Correspondence on Sakaguchi’s “Wind, Light, and the Twenty-Year-Old Me”

Ango Sakaguchi wrote this story, or I should say autobiographical account, just after the Pacific War. The story goes through Sakaguchi’s experiences as a middle school teacher. Those times are viewed in retrospect by the author, so it is peppered with a more mature Sakaguchi’s observations on his younger version’s character. I received it in my inbox a few days ago from the folks at Maplopo, a translation firm based in Kobe. I like and support their mission to make Japanese literature more accessible. The two principles, Doc and Reiko, work in tandem as a couple to do just that. I admire this. I wish Providence would allow such a joy in my life some day.

Reiko and Doc ask for feedback after each piece, if possible, and include a few prompts. Inspired by the prompt on my favorite passage, I wrote back the following:

Dear Doc,

You and Reiko did a wonderful job at the polish of this piece. It is so clean, and I can tell you both took your time in proofreading it. Well done. I hope you continue to build up a corpus of this quality. It may lead to amazing places.
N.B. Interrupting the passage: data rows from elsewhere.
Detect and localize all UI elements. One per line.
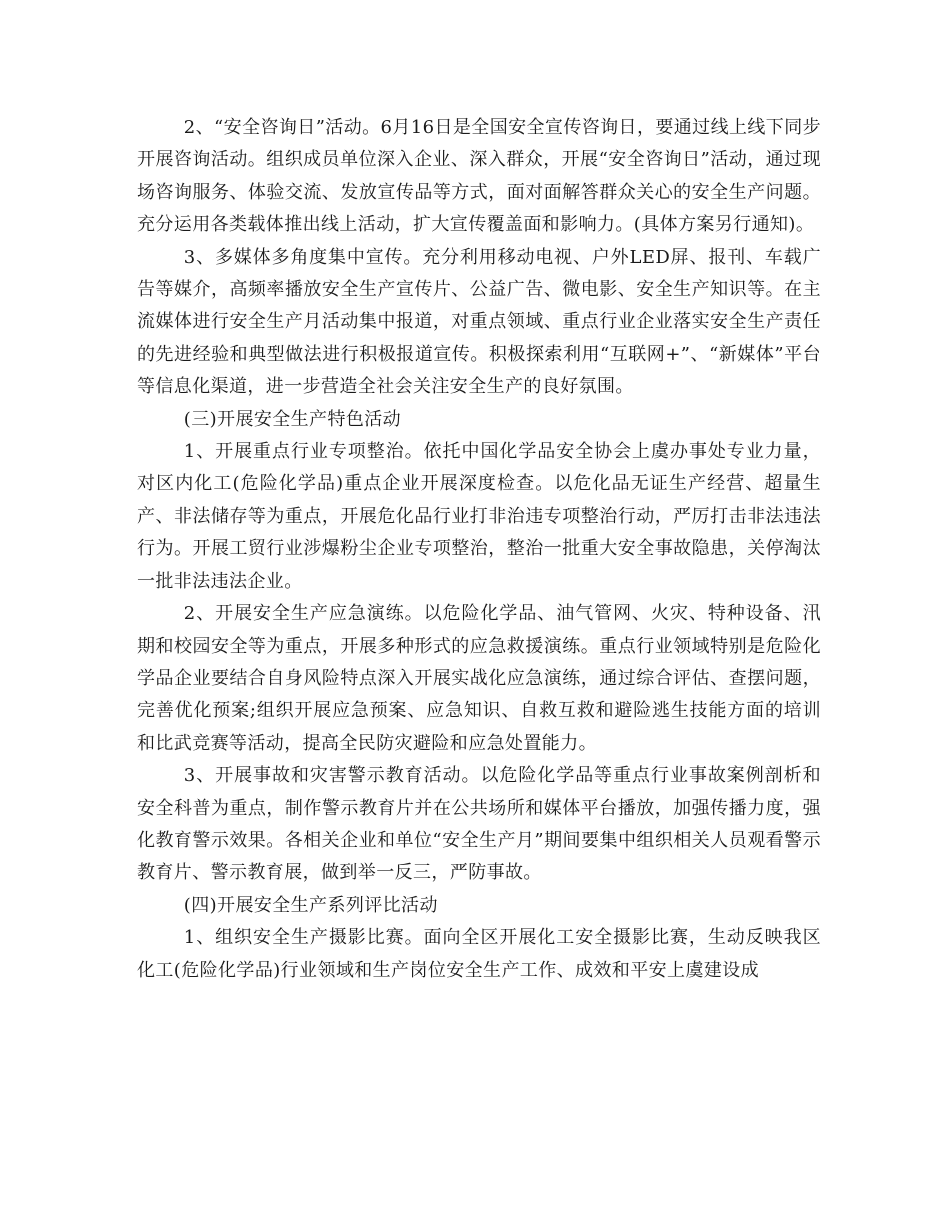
paragraph-multimedia-publicity: 3、多媒体多角度集中宣传。充分利用移动电视、户外LED屏、报刊、车载广告等媒介，高频率播放安全生产宣传片、公益广告、微电影、安全生产知识等。在主流媒体进行安全生产月活动集中报道，对重点领域、重点行业企业落实安全生产责任的先进经验和典型做法进行积极报道宣传。积极探索利用“互联网+”、“新媒体”平台等信息化渠道，进一步营造全社会关注安全生产的良好氛围。 [137,246,821,398]
section-heading-special-activities: (三)开展安全生产特色活动 [183,408,402,430]
paragraph-warning-education: 3、开展事故和灾害警示教育活动。以危险化学品等重点行业事故案例剖析和安全科普为重点，制作警示教育片并在公共场所和媒体平台播放，加强传播力度，强化教育警示效果。各相关企业和单位“安全生产月”期间要集中组织相关人员观看警示教育片、警示教育展，做到举一反三，严防事故。 [137,765,821,884]
section-heading-evaluation-activities: (四)开展安全生产系列评比活动 [183,894,438,916]
paragraph-safety-consultation-day: 2、“安全咨询日”活动。6月16日是全国安全宣传咨询日，要通过线上线下同步开展咨询活动。组织成员单位深入企业、深入群众，开展“安全咨询日”活动，通过现场咨询服务、体验交流、发放宣传品等方式，面对面解答群众关心的安全生产问题。充分运用各类载体推出线上活动，扩大宣传覆盖面和影响力。(具体方案另行通知)。 [137,117,821,236]
paragraph-photography-contest: 1、组织安全生产摄影比赛。面向全区开展化工安全摄影比赛，生动反映我区化工(危险化学品)行业领域和生产岗位安全生产工作、成效和平安上虞建设成 [137,927,821,981]
document-body [137,112,821,987]
paragraph-industry-rectification: 1、开展重点行业专项整治。依托中国化学品安全协会上虞办事处专业力量，对区内化工(危险化学品)重点企业开展深度检查。以危化品无证生产经营、超量生产、非法储存等为重点，开展危化品行业打非治违专项整治行动，严厉打击非法违法行为。开展工贸行业涉爆粉尘企业专项整治，整治一批重大安全事故隐患，关停淘汰一批非法违法企业。 [137,441,821,592]
paragraph-emergency-drills: 2、开展安全生产应急演练。以危险化学品、油气管网、火灾、特种设备、汛期和校园安全等为重点，开展多种形式的应急救援演练。重点行业领域特别是危险化学品企业要结合自身风险特点深入开展实战化应急演练，通过综合评估、查摆问题，完善优化预案;组织开展应急预案、应急知识、自救互救和避险逃生技能方面的培训和比武竞赛等活动，提高全民防灾避险和应急处置能力。 [137,603,821,754]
I connected with Sakaguchi right away. I likewise could be a truant back in high school. And like him, I’d just be off by myself, doing nothing. I was a non-entity in my first year and remained much like a ghost for the remaining three. If I had to be in class in my body, I certainly wasn’t in my mind. And that reflected in my grades. Like him, I was “asked to leave” a high school, one of three I attended. And before I’m mistaken as some kind of anti-intellectual goblin, it’s not as if I did not enjoy learning. I just felt much the same as him. It’s funny. Today people think I was some top performer. I did scrape it together by the end and went to a middling university. But there, while I performed much better, I had compromised myself. To that end, here’s the passage:

You see, I had wanted to become a novelist since I was a young boy. But I convinced myself I did not possess the talent. This deeply entrenched belief that had me give up right hope altogether could be what fundamentally drove me to madness and desperation.

Looking back and examining my history during my year as a teacher, strangely and completely satisfied, I feel as though that person was someone else. And every time I think about it, it feels like a lie—an inexplicably transparent falsehood.

I had wanted to become an architect since I was a young boy. I didn’t care for much else. But like him, I convinced myself I couldn’t do it for various totally contrived and false reasons. This disconnection from my calling led me to four full years of dark nights of the soul where nothing came of them. Today, I’m making a career change towards what I always wanted to be. And I look back at the prior phases in my life much as Sakaguchi does. I feel nothing towards them other than that they were a pathetic imitation. That person, from boyhood onward, does not even seem to be me, but a papier-mâché effigy filled with half-assed ambitions.

As an aside, I also enjoyed his description of the noble teacher. I enjoy such a figure in my mind, though I’ve never met her, she is maybe just as much a ghost as this teacher truly was to Sakaguchi, for everything he truly felt towards her was an invention. The one in my mind is a person who has visited me in my dreams over the last five years and we do nothing but walk and talk. It’s embarrassing to admit to having an imaginary friend.

Thank you for introducing me to this man. It is a shame he died so young. I’m sure I’ll enjoy his other words.

Jackson

I want to elaborate on that noble teacher. She was a woman Sakaguchi had a sort of crush on, though it was more of an admiration tinged with adoration. He didn’t entertain any romantic notions with her. But the idea of her remained a companion to him in his mind. She was a comforting vision. That is much the same as the character I wrote about above. She has appeared to me many times over the years. Perhaps I’ll write about her.

I also admit… I approach a lot of these readings so selfishly. It is as if I am always looking for a mirror to see back onto myself. Though that’s not always the case. Sometimes I do read a story for its own enjoyment. But I am a vain creature, fundamentally, always looking for signs of myself.